The former Olympic champion, who's aiming to be Britain's first Tour winner, unleashed a profanity-laced tirade after Sunday's eighth stage in which the race entered Switzerland.

Thibaut Pinot, at 22 the youngest competitor, was the day's winner and gave France its first stage victory this year.

Wiggins' Team Sky has controlled the Tour in a style reminiscent of Lance Armstrong's former U.S. Postal team. The Briton, however, lost his composure when asked by a reporter to comment on comparisons between the teams and "cynics who believe that you have to be doped up to win the Tour."

Wiggins, angered by the chatter on social media, let loose with an expletive-filled outburst.

"I cannot be dealing with people like that. It justifies their own bone-idleness because they can't ever imagine applying themselves to anything in their lives," he said. "And it's easy for them to sit under a pseudonym on Twitter and write that."

Wiggins is looking to move from three-time Olympic track gold-medalist to a rising star of the Tour de France. His fourth-place Tour finish in 2009 put to rest many questions about his climbing skill.

He's showed he's able to keep up with strong climbers such as Cadel Evans and Vincenzo Nibali of Italy.

Sunday's ride into the Jura range next to the Swiss Alps offered double drama: a hard last climb and a tense chase of Pinot to the finish.

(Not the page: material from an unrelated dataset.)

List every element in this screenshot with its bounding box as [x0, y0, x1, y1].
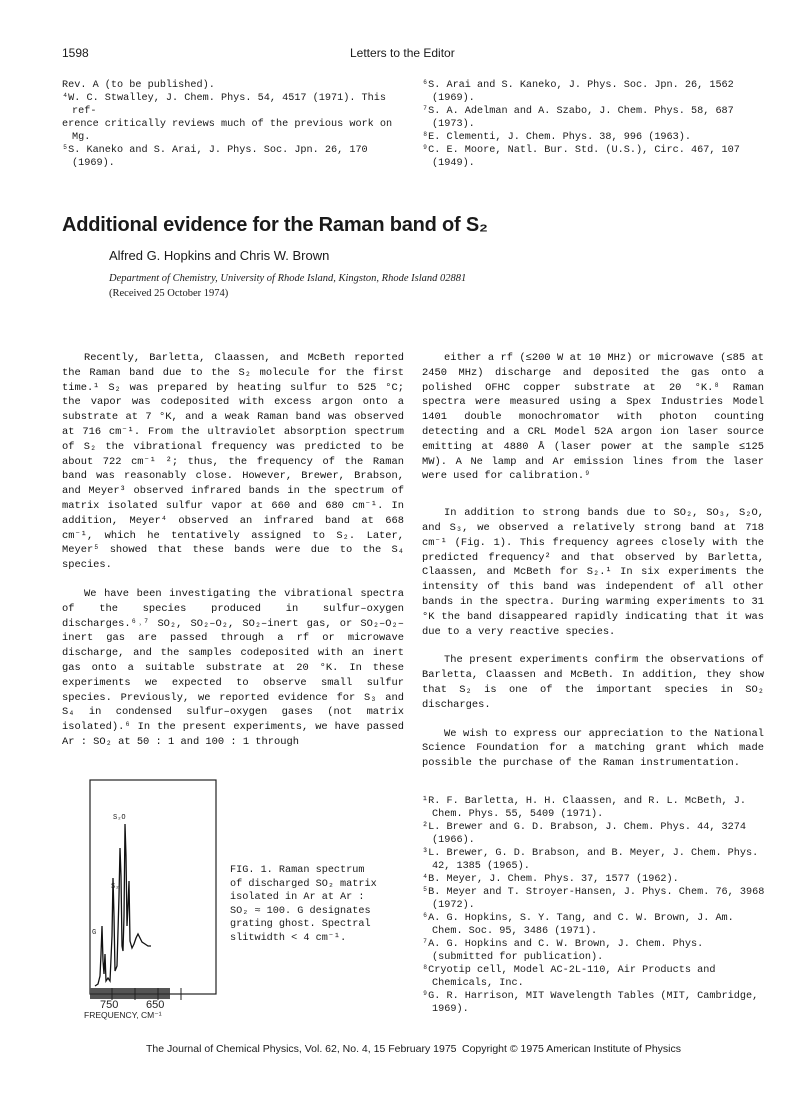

Pinot burst from the pack and overtook a breakaway rider during a steep, final climb to win the 98-mile stage from Belfort in eastern France to the Swiss town of Porrentruy.

Evans of Australia was second, 26 seconds behind, but didn't gain any time on Wiggins, who was fourth.

Wiggins leads Evans by 10 seconds. Nibali is third, 16 seconds behind the leader.

Sunday's race was marred by yet another crash, bringing a high-profile withdrawal. Defending Olympic champion Samuel Sanchez of Spain pulled out 35 miles into the stage. He broke his right hand and injured his left shoulder, and could miss the London Games.

Twenty riders have dropped out so far from the 99th Tour. Of those, at least 13 gave up the three-week race following a mass pileup during Stage 6.

Today's stage returns to favorable territory for riders such as Wiggins and Evans: a time-trial. Riders will set off one by one in the 26-mile race against the clock from Arc-en-Senans to Besancon.

Evans called the upcoming ninth stage "the test of truth."